Kapanan kapının arkasında bekledi bir süre. Yaptığının doğruluğundan emin yavaşça tekrar salona doğru döndü yüzünü. Bakıştık belli belirsiz. Oturdu daha birkaç saat önce heyecanlı gözlerle O’nu beklediği koltuğuna. Ellerini çenesine koyup “beklemeyi sever misin?” Diye sordu. “Hayır” deyiverdim istediği cevabın bu olup olmadığını bilmeden. “Ben de” dedi. “Ama insan neyi beklediğini bilince, beklediğine değeceğini hissedince o kadar da zor değil. Zaman bükülebilen bir şey aslına bakarsan. Neyle ve kim için bükeceğinden eminsen hiç zor değil.” Neyle bükeceksin? Bu tavrın, az önce yaşananların üzerine seni böyle rahatlatan nedir? Diye sordum.

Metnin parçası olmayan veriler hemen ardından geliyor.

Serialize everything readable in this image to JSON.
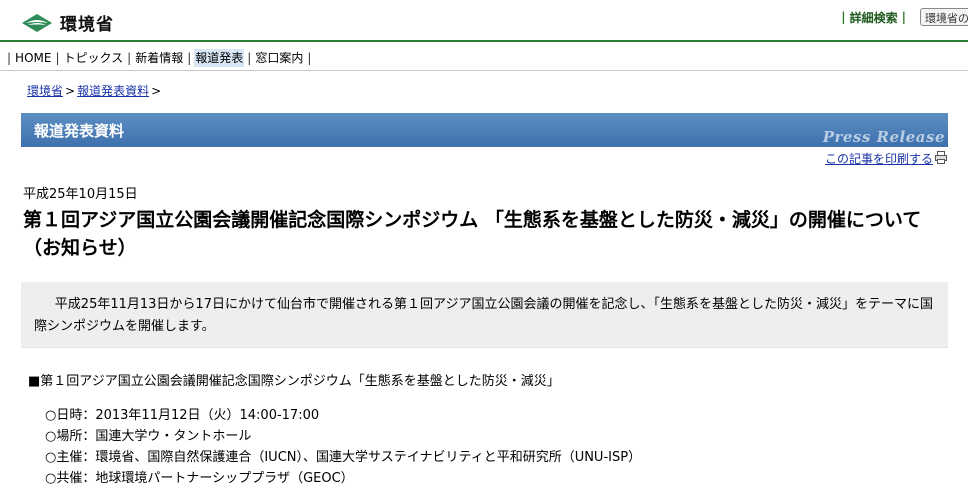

” Aşk… Bazen öyle yoğun, öyle dipsiz olur ki düşsen de çakılmazsın. Seni mecbur eden hiçbir şey yokken ve gidebileceğin onlarca yer varken kalmak sadece aşkla açıklanabilir çünkü. 1+1=1 nedir bilir misin?” Diye sordu sonra.

Hayır dedim.

“Tarkovski’nin Nostalghia filminin bir sahnesinde duvarda yazar. 1 damla 1 damla daha 2 damla etmez. Daha büyük bir damla eder. Bu büyüyüp birbirine karışmaktır. Kendini tek bir damla olarak görür her şeye rağmen karışmazsan iki kişilik bir aşktan bahsedemezsin. O yola çıkacağımızı biliyorum. Kendimden daha çok O’na güveniyorum. Çözecektir. Çözemezse de yine çözemedim deyip üzerime damlayacak ve bizi çoğaltacaktır.” Şaşkınlıkla dinledim. Hep alıştığım ikili ilişki tavırlarından çok farklıydı. İnanç, emek, birbirini tanımak ve nihayetinde bir olmak sanırım aşkın dört elementiydi. Burada böylece bekleyip çözecektir, çözeceğiz diyebilmek ne güzel diye düşündüm. Bu adamı tanıyordum zaten. Öyle belirgin çizgilerle anlatmıştı ki neden şaşırıyorum dedim kendi kendime. Aynı adam değil miydi sen varken derdim, tasam kalmıyor hiç diyen, onda dokunduğu yeri çiçeklendiren, omzuna yaslandığında dünyanın en güzel yeri burası olmalı dedirten? Evet o adamdı. Gözlerinin kenarındaki çizgileri, yara izlerini, uykusuz olduğunda kirpiklerinin uçlarının birbirine nasıl değdiğini ve göz kapaklarının iyice yumulduğunu, sinirliyken ellerini nasıl enstrüman gibi kullandığını ve aynı ellerle nasıl mahir işler yaptığını; sesinden mutlu mu mutsuz mu, sinirli mi, huzursuz mu olduğunu anladığı, çalışırken dinlediği ve dinlemediği müziği, üzerine basıp oradan oraya sürüklediği ayakkabının çıkardığı sesle huzur bulduğunu benim bile bildiğim adam. Bunları düşününce evet dedim çözeceklerdir. Yol için hazırladığı çantasını kaldırıp koydu. Boşaltamayacağını tahmin ediyordum. Gergin bir gülümseme vardı yüzünde ama asla umutsuz bir gülümseme değildi. Burada onunla bekleyeceğimi söyledim. Kabul etmezse ısrar etmeyecektim ama beklemediğim bir şey oldu ve “kal” dedi. Birkaç gün böyle sakin ve havada asılı birçok düşünceyle geçti. Birbirlerine verdikleri sürenin dolmasına bir gün kalmıştı. Ben nasıl heyecanlıysam o da o kadar sakindi. O günün sabahı erkenden kalkıp güzel bir kahvaltı hazırladım. Eğer işler tahmin ettiği gibi gitmezse günü güzel geçsin istiyordum. O ise her zaman uyandığı saatte uyandı. Sakinliği sinir bozucu bile olabilirdi. Kahvaltının sonlarına doğru kapı çaldı. Kalbimin atışını bugün bile hatırlıyorum. Ne olacaktı şimdi? Gidecekler miydi yoksa adamın cebindeki cevaplar uzun yol için çok mu kısa olacaktı bilmiyordum.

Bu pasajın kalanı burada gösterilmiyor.